Puis on a eu une approche totalement différente de l’éclairage du même décor quand on faisait les scènes où Paul y travaille. L’endroit est alors rendu plat, sans vie. L’image est plus apathique, tout comme lui. C’est Sasha qui repeint l’univers du lieu avec son intériorité quand elle y rentre pour la première fois.

Photogramme tiré du film. Félix-Antoine Bénard.

Photogramme tiré du film. Sara Montpetit.

A.B : Ça me fait penser à la séquence où Sasha fait écouter Émotions à Paul. Est-ce que tu as tout de suite su dans quelle direction aller ?

S.P : Ce n’est jamais une évidence. Dans un premier temps, on se pose toujours question de si ça va marcher ou non. Mais je voyais l’importance de cette séquence dans le récit global, et je savais qu’il fallait prendre des risques si on voulait toucher quelque chose de sensible à l’image. D’ailleurs, cette séquence-là, si on l’avait tournée dans les premiers jours du tournage, je n’aurais jamais osé prendre une direction aussi radicale. C’était important qu’on la tourne plus tard, le temps que l’on prenne tous nos marques sur le tournage. Cette séquence avec la musique de Brenda Lee, je l’aime beaucoup, car c’est la première fois que Paul et Sasha se retrouvent ensemble dans un lieu plus intime. Je me rappelle qu’on était parti pour éclairer les deux personnages de façon plutôt classique avec un key-light, un fill-light et une back-light. Puis je me suis dit qu’on ne voulait pas de backlight pour Sasha. J’aimais bien l’idée qu’étant une vampire, elle se fonde dans le décor.

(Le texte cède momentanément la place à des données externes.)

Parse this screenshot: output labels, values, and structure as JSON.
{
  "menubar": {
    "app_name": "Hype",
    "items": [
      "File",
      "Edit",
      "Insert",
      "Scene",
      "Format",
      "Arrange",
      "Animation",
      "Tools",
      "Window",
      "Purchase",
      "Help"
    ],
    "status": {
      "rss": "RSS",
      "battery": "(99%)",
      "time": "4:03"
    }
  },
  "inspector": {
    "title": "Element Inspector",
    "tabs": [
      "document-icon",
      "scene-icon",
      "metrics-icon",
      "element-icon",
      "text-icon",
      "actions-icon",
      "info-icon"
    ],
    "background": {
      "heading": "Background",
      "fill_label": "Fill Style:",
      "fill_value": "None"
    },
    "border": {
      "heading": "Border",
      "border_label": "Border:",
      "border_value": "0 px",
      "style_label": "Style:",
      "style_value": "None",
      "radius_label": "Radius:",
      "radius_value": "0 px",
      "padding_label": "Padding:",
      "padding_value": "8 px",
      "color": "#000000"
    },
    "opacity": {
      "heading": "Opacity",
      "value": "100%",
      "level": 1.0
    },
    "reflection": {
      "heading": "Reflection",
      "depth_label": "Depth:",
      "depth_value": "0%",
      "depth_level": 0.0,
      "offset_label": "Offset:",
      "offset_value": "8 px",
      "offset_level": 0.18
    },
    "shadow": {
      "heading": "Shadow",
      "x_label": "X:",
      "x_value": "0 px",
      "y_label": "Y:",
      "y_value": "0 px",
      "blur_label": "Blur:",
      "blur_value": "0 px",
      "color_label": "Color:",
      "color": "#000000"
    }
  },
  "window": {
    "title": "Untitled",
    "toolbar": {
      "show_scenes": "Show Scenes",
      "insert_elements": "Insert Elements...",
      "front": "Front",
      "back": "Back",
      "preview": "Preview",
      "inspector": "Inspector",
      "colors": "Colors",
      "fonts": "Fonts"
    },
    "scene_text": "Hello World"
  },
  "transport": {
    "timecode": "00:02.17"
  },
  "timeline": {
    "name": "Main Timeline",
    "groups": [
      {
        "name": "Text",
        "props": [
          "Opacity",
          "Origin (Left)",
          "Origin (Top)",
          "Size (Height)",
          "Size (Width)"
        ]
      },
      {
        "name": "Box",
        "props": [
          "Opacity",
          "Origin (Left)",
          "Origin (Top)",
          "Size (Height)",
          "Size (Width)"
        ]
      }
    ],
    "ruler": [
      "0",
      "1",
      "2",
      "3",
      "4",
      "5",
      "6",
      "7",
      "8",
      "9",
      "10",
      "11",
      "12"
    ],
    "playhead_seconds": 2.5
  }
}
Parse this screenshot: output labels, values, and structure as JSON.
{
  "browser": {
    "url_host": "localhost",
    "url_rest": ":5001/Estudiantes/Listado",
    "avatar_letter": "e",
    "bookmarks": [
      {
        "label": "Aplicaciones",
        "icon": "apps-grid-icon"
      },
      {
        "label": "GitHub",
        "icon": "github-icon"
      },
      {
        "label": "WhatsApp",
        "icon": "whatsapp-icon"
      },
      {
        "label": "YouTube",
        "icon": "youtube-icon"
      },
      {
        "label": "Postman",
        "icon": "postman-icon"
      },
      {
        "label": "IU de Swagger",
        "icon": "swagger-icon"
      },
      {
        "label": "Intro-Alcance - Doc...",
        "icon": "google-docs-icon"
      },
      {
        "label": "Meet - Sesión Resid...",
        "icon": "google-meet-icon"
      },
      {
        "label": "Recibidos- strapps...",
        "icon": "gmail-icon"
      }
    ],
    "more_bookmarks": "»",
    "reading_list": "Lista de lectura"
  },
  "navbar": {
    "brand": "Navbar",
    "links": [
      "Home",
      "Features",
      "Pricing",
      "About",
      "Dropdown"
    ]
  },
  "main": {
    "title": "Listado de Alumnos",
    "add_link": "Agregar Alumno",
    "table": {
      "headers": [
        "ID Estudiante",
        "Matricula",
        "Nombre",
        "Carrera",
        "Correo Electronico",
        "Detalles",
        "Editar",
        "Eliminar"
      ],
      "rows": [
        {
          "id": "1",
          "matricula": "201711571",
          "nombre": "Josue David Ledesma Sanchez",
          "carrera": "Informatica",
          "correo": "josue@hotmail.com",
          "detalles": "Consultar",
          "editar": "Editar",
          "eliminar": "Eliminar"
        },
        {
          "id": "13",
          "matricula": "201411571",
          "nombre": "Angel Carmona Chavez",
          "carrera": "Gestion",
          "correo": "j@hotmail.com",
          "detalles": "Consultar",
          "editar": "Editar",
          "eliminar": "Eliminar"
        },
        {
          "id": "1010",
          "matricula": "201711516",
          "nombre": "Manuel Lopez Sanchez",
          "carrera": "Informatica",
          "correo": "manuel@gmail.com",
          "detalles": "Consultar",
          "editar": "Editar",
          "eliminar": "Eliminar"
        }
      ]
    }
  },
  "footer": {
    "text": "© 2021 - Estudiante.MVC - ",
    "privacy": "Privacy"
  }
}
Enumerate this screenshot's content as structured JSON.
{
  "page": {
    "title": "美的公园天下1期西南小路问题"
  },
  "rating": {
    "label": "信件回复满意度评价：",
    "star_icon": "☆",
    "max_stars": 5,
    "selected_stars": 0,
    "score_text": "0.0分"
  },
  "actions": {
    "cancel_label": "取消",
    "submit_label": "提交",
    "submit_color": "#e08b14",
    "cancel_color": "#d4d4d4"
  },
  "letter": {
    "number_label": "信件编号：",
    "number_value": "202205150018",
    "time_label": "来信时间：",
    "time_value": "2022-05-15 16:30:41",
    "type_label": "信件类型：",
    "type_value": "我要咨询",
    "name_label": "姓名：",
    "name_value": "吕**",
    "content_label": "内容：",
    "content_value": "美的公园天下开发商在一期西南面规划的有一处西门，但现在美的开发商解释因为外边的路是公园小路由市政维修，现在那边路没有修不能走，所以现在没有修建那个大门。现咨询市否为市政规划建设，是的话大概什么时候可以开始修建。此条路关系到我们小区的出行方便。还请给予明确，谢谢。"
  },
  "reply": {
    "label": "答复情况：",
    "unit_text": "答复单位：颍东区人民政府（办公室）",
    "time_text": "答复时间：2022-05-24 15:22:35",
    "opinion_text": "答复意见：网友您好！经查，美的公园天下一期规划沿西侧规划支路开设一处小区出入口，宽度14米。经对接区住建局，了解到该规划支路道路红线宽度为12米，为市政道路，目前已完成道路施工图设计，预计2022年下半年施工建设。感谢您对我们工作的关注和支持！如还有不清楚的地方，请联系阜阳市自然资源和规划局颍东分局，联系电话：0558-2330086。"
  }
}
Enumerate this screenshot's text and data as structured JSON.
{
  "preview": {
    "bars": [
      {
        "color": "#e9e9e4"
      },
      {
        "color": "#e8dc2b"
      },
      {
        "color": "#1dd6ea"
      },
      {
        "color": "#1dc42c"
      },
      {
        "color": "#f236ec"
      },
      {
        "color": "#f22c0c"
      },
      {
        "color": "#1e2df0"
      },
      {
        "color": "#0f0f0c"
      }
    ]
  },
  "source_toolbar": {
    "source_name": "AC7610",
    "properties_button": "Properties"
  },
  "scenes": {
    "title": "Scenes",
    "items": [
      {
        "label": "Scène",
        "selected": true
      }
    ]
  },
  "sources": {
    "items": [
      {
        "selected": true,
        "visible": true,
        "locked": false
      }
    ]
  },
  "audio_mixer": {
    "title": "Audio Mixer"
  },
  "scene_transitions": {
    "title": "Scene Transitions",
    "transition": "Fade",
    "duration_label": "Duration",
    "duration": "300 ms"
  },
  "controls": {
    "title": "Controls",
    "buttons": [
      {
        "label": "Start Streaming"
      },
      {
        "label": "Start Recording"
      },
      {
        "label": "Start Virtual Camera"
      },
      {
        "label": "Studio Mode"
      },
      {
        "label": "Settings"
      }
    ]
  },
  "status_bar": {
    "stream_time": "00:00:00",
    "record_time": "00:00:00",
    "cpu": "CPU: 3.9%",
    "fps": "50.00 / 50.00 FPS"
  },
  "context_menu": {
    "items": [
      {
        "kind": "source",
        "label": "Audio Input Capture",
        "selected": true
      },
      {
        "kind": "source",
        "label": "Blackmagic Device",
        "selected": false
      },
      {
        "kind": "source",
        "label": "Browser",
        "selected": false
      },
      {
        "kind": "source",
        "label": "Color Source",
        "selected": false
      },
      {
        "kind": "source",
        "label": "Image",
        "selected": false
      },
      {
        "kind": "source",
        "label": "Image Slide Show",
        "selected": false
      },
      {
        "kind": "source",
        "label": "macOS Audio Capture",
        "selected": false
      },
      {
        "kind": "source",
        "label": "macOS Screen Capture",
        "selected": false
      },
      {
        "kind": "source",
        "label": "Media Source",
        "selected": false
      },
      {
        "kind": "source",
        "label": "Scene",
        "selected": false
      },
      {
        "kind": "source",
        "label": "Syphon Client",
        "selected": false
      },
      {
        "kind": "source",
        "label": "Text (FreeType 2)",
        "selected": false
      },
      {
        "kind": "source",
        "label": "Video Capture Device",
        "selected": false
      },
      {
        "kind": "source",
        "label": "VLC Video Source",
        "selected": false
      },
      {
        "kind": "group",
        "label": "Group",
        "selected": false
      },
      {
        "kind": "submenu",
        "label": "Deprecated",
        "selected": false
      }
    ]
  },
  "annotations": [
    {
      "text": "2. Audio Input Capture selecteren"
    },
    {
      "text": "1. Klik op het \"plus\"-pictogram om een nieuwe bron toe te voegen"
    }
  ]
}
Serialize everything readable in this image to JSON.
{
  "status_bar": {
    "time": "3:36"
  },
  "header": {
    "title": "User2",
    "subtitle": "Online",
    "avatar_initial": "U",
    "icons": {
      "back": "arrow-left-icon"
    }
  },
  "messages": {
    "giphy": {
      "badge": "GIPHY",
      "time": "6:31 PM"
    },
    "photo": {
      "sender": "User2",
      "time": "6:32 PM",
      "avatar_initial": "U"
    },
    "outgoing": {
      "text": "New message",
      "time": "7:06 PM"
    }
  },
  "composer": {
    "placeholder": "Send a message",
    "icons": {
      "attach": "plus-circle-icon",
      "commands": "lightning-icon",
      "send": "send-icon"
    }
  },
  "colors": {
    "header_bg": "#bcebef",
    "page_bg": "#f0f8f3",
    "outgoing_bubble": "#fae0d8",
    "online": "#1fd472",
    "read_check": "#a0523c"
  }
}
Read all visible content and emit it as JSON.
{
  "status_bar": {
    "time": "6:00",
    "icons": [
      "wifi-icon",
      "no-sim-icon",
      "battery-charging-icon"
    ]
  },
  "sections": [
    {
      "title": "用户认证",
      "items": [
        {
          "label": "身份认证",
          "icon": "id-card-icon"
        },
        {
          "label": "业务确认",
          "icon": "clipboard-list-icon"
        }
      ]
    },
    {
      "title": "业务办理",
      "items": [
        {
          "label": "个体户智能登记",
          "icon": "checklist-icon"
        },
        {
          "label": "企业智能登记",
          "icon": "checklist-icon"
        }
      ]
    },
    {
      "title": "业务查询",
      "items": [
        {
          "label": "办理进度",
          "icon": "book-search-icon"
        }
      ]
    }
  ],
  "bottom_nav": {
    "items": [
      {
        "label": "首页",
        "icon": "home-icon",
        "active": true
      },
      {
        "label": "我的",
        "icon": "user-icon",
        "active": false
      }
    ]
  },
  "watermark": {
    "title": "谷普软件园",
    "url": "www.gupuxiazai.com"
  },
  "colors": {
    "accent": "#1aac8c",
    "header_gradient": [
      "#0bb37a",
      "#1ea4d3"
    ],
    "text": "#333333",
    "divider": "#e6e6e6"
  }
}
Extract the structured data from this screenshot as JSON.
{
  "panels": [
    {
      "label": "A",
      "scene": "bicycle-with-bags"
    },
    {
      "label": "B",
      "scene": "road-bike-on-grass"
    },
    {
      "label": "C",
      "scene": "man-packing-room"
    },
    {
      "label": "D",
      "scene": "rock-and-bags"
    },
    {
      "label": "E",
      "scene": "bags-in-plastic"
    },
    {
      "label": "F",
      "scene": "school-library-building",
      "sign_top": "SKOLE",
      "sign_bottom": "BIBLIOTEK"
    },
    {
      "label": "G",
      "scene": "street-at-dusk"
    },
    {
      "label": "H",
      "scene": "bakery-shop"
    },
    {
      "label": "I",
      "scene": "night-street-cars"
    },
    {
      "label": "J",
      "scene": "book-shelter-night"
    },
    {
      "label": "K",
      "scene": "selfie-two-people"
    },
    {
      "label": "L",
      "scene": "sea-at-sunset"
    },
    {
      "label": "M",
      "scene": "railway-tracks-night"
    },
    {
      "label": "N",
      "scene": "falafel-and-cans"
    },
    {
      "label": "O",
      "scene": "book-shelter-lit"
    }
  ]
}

A.B : Est-ce que c’était un tournage difficile ?

S.P : Sincèrement oui, car on tournait uniquement de nuit en décors naturels. Au total, c’était 29 jours de tournage pendant lesquels on se levait à 15 H et on avait rendez-vous sur le plateau à 18 H. On commençait à tourner lorsque la nuit tombait, jusqu’au lever du soleil, à 6 H du matin. Mais j’en garde aussi des souvenirs inoubliables. Je me rappelle d’un moment magique. C’est la séquence où Paul et Sasha déambulent dehors dans le brouillard. Il était 4 H du matin. On était tous fatigués, c’était la dernière séquence qu’on devait tourner. Le brouillard a commencé à se lever. Très rapidement, avec Ariane, on s’est dit qu’il fallait qu’on profite de ce brouillard, parce que c’était tellement beau pour ce moment-là du film, ce moment de fuite à la toute fin. Il fallait qu’on laisse tomber nos plans initiaux, et qu’on profite de ce cadeau de la nature. Ça n’aurait pas pu être mieux je pense. On a tourné jusqu’à ce que le soleil se lève. C’est le genre de séquence où il a fallu rapidement qu’on change de set-up d’éclairage et qu’on repense le découpage.

Photogramme tiré du film. Sara Montpetit.

Rendu à cette étape-là du projet, tout le monde comprenait que c’était un moment magique pour ce qu’on voulait raconter.

Photogramme tiré du film. Félix-Antoine Bénard et Sara Montpetit.